Great brands know that experience matters. Anyone who has stayed at a decent hotel or eaten at a well-run restaurant knows how service is something worth paying for. Blue-chip brands, luxury auto dealers, resorts and hotels expecially have put time into intentionally designing your whole experience from your first steps through the door, to you pulling through the exit gate.
At Alloy, we have enjoyed watching customer experience come of age. For the first time in our careers, a solid vocabulary is developing for the work we have done for years — combining user experience, marketing, sales and support. Customer experience (CX) is an umbrella term that captures and coordinates all these things to work together across your services and products. For us at Alloy, it relies heavily on the same skill sets we have developed in our traditional disciplines. CX is the natural evolution of our core values of usability, high technology, design and communication.
One of the reasons that CX is coming into focus is that old methods of growth are less and less effective. There is more advertising than ever, and more of it is ignored. Buyers are looking for value, not necessarily the best price — that kind of shopping means they are relying more and more on reviews, blog posts and recommendations from friends. With all that research the experience around your product and service is a key component to your success and becomes vital to your marketing plan.
For years, many folks preferred shopping at Target over Walmart for the same kinds of items, simply because of the customer experience. Walmart, long focused strictly on prices, took these lessons to heart as Amazon ate away at its market share. In 2015 Walmart made a renewed investment in service, with its CEO announcing the company “would invest $2.7 billion over the course of two years to improve its training processes, and give a two-stage, broad-based pay increase to millions of workers.” That exhaustive new training program lasts six months and requires real growth from the employee. The results have been higher customer satisfaction:
For the past 84 weeks, customers have reported higher satisfaction on their stores' cleanliness, speed and customer service through an internal survey.
Your website is where prospects discover, research and engage with your business. The historic analog would be a customer’s first phone call to your business or their first time visiting your retail location — something highly dependent on the employee who assists the customer. Great brands understand those same impressions need to translate to the web experience.
Here are some key points to consider about digital CX:
- Support is the core of CX. Existing customers want the same treatment they got during the sales experience. A customer support process that makes their needs priority and is designed around proactive communication is the start to a CX program.
- Brand websites should go beyond messaging to inform prospects with the best information you can offer. Just as an expert employee will build rapport through her knowledge and help, your website should strive to be user-friendly and informative.
- CX requires personalization. Many companies don’t think about how personalization can shape a web experience, particularly in marketing. Today’s tools allow even small players to build a robust profile of their website visitor. This allows them to customize content based on their interests, their past interactions with the brand, and the opportunities ahead for them. Just like a great salesperson or account manager, your digital assets can "know" your customer.

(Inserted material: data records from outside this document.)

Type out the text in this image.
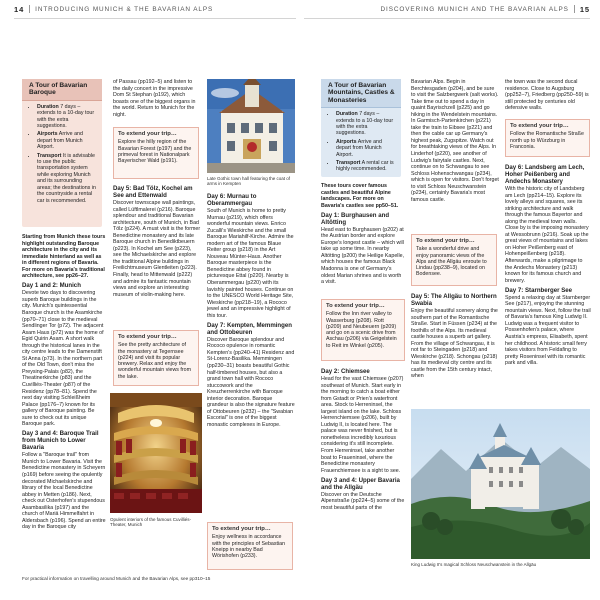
14 INTRODUCING MUNICH & THE BAVARIAN ALPS	DISCOVERING MUNICH AND THE BAVARIAN ALPS 15
A Tour of Bavarian Baroque
• Duration 7 days – extends to a 10-day tour with the extra suggestions.
• Airports Arrive and depart from Munich Airport.
• Transport It is advisable to use the public transportation system while exploring Munich and its surrounding areas; the destinations in the countryside a rental car is recommended.

Starting from Munich these tours highlight outstanding Baroque architecture in the city and its immediate hinterland as well as in different regions of Bavaria. For more on Bavaria's traditional architecture, see pp26–27.

Day 1 and 2: Munich

Devote two days to discovering superb Baroque buildings in the city. Munich's quintessential Baroque church is the Asamkirche (pp70–71) close to the medieval Sendlinger Tor (p72). The adjacent Asam Haus (p72) was the home of Egid Quirin Asam. A short walk through the historical lanes in the city centre leads to the Damenstift St Anna (p73). In the northern part of the Old Town, don't miss the Preysing-Palais (p82), the Theatinerkirche (p83) and the Cuvilliés-Theater (p87) of the Residenz (pp78–81). Spend the next day visiting Schleißheim Palace (pp176–7) known for its gallery of Baroque painting. Be sure to check out its unique Baroque park.

Day 3 and 4: Baroque Trail from Munich to Lower Bavaria

Follow a "Baroque trail" from Munich to Lower Bavaria. Visit the Benedictine monastery in Scheyern (p169) before seeing the opulently decorated Michaelskirche and library of the local Benedictine abbey in Metten (p186). Next, check out Osterhofen's stupendous Asambasilika (p197) and the church of Mariä Himmelfahrt in Aldersbach (p196). Spend an entire day in the Baroque city

of Passau (pp192–5) and listen to the daily concert in the impressive Dom St Stephan (p192), which boasts one of the biggest organs in the world. Return to Munich for the night.

To extend your trip…
Explore the hilly region of the Bavarian Forest (p197) and the primeval forest in Nationalpark Bayerischer Wald (p191).
Day 5: Bad Tölz, Kochel am See and Ettenwald

Discover townscape wall paintings, called Lüftlmalerei (p216). Baroque splendour and traditional Bavarian architecture, south of Munich, in Bad Tölz (p224). A must visit is the former Benedictine monastery and its late Baroque church in Benediktbeuern (p223). In Kochel am See (p223), see the Michaelskirche and explore the traditional Alpine buildings in Freilichtmuseum Glentleiten (p223). Finally, head to Mittenwald (p222) and admire its fantastic mountain views and explore an interesting museum of violin-making here.

To extend your trip…
See the pretty architecture of the monastery at Tegernsee (p224) and visit its popular brewery. Relax and enjoy the wonderful mountain views from the lake.
Opulent interiors of the famous Cuvilliés-Theater, Munich
Late Gothic town hall featuring the coat of arms in Kempten
Day 6: Murnau to Oberammergau

South of Munich is home to pretty Murnau (p219), which offers wonderful mountain views. Enrico Zucalli's Wieskirche and the small Baroque Mariahilf-Kirche. Admire the modern art of the famous Blaue Reiter group (p218) in the Art Nouveau Münter-Haus. Another Baroque masterpiece is the Benedictine abbey found in picturesque Ettal (p220). Nearby is Oberammergau (p220) with its lavishly painted houses. Continue on to the UNESCO World Heritage Site, Wieskirche (pp218–19), a Rococo jewel and an impressive highlight of this tour.

Day 7: Kempten, Memmingen and Ottobeuren

Discover Baroque splendour and Rococo opulence in romantic Kempten's (pp240–41) Residenz and St-Lorenz-Basilika. Memmingen (pp230–31) boasts beautiful Gothic half-timbered houses, but also a grand town hall with Rococo stuccowork and the Kreuzherrenkirche with Baroque interior decoration. Baroque grandeur is also the signature feature of Ottobeuren (p232) – the "Swabian Escorial" is one of the biggest monastic complexes in Europe.

To extend your trip…
Enjoy wellness in accordance with the principles of Sebastian Kneipp in nearby Bad Wörishofen (p233).
For practical information on travelling around Munich and the Bavarian Alps, see pp310–15
A Tour of Bavarian Mountains, Castles & Monasteries
• Duration 7 days – extends to a 10-day tour with the extra suggestions.
• Airports Arrive and depart from Munich Airport.
• Transport A rental car is highly recommended.

These tours cover famous castles and beautiful Alpine landscapes. For more on Bavaria's castles see pp50–51.

Day 1: Burghausen and Altötting

Head east to Burghausen (p202) at the Austrian border and explore Europe's longest castle – which will take up some time. In nearby Altötting (p200) the Heilige Kapelle, which houses the famous Black Madonna is one of Germany's oldest Marian shrines and is worth a visit.

To extend your trip…
Follow the Inn river valley to Wasserburg (p208). Rott (p209) and Neubeuern (p209) and go on a scenic drive from Aschau (p206) via Geigelstein to Reit im Winkel (p205).
Day 2: Chiemsee

Head for the vast Chiemsee (p207) southeast of Munich. Start early in the morning to catch a boat either from Gstadt or Prien's waterfront area. Stock to Herreninsel, the largest island on the lake. Schloss Herrenchiemsee (p206), built by Ludwig II, is located here. The palace was never finished, but is nonetheless incredibly luxurious considering it's still incomplete. From Herreninsel, take another boat to Fraueninsel, where the Benedictine monastery Frauenchiemsee is a sight to see.

Day 3 and 4: Upper Bavaria and the Allgäu

Discover on the Deutsche Alpenstraße (pp224–5) some of the most beautiful parts of the

Bavarian Alps. Begin in Berchtesgaden (p204), and be sure to visit the Salzbergwerk (salt works). Take time out to spend a day in quaint Bayrischzell (p225) and go hiking in the Wendelstein mountains. In Garmisch-Partenkirchen (p221) take the train to Eibsee (p221) and then the cable car up Germany's highest peak, Zugspitze. Watch out for breathtaking views of the Alps. In Linderhof (p220), see another of Ludwig's fairytale castles. Next, continue on to Schwangau to see Schloss Hohenschwangau (p234), which is open for visitors. Don't forget to visit Schloss Neuschwanstein (p234), certainly Bavaria's most famous castle.

To extend your trip…
Take a wonderful drive and enjoy panoramic views of the Alps and the Allgäu enroute to Lindau (pp238–9), located on Bodensee.
Day 5: The Allgäu to Northern Swabia

Enjoy the beautiful scenery along the southern part of the Romantische Straße. Start in Füssen (p234) at the foothills of the Alps. Its medieval castle houses a superb art gallery. From the village of Schwangau, it is not far to Steingaden (p218) and Wieskirche (p218). Schongau (p218) has its medieval city centre and its castle from the 15th century intact, when

King Ludwig II's magical Schloss Neuschwanstein in the Allgäu

the town was the second ducal residence. Close to Augsburg (pp252–7), Friedberg (pp250–59) is still protected by centuries old defensive walls.

To extend your trip…
Follow the Romantische Straße north up to Würzburg in Franconia.
Day 6: Landsberg am Lech, Hoher Peißenberg and Andechs Monastery

With the historic city of Landsberg am Lech (pp214–15). Explore its lovely alleys and squares, see its striking architecture and walk through the famous Bayertor and along the medieval town walls. Close by is the imposing monastery at Wessobrunn (p216). Soak up the great views of mountains and lakes on Hoher Peißenberg east of Hohenpeißenberg (p218). Afterwards, make a pilgrimage to the Andechs Monastery (p213) known for its famous church and brewery.

Day 7: Starnberger See

Spend a relaxing day at Starnberger See (p217), enjoying the stunning mountain views. Next, follow the trail of Bavaria's famous King Ludwig II. Ludwig was a frequent visitor to Possenhofen's palace, where Austria's empress, Elisabeth, spent her childhood. A historic small ferry takes visitors from Feldafing to pretty Roseninsel with its romantic park and villa.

- CX requires coordination across teams. Support needs to understand how sales and implementation operate and what has been communicated to the customer. Great customer experience requires that every department has a solid understanding of the brand and the rest of operations, regardless of their roles.
- User experience doesn’t equal customer experience.
- Feedback matters. Having an active program to collect customer feedback is key to doing a better job with CX.
The Internet and mobile technology have led to the fastest evolution of business communication and service that has ever been seen. As the sophistication of businesses and retail continue to grow, the importance of continuity and quality of service across transactions will be paramount to most marketing strategies. A company website and web products are the most cost-effective places to put customer experience practice into place and to measure the outcomes.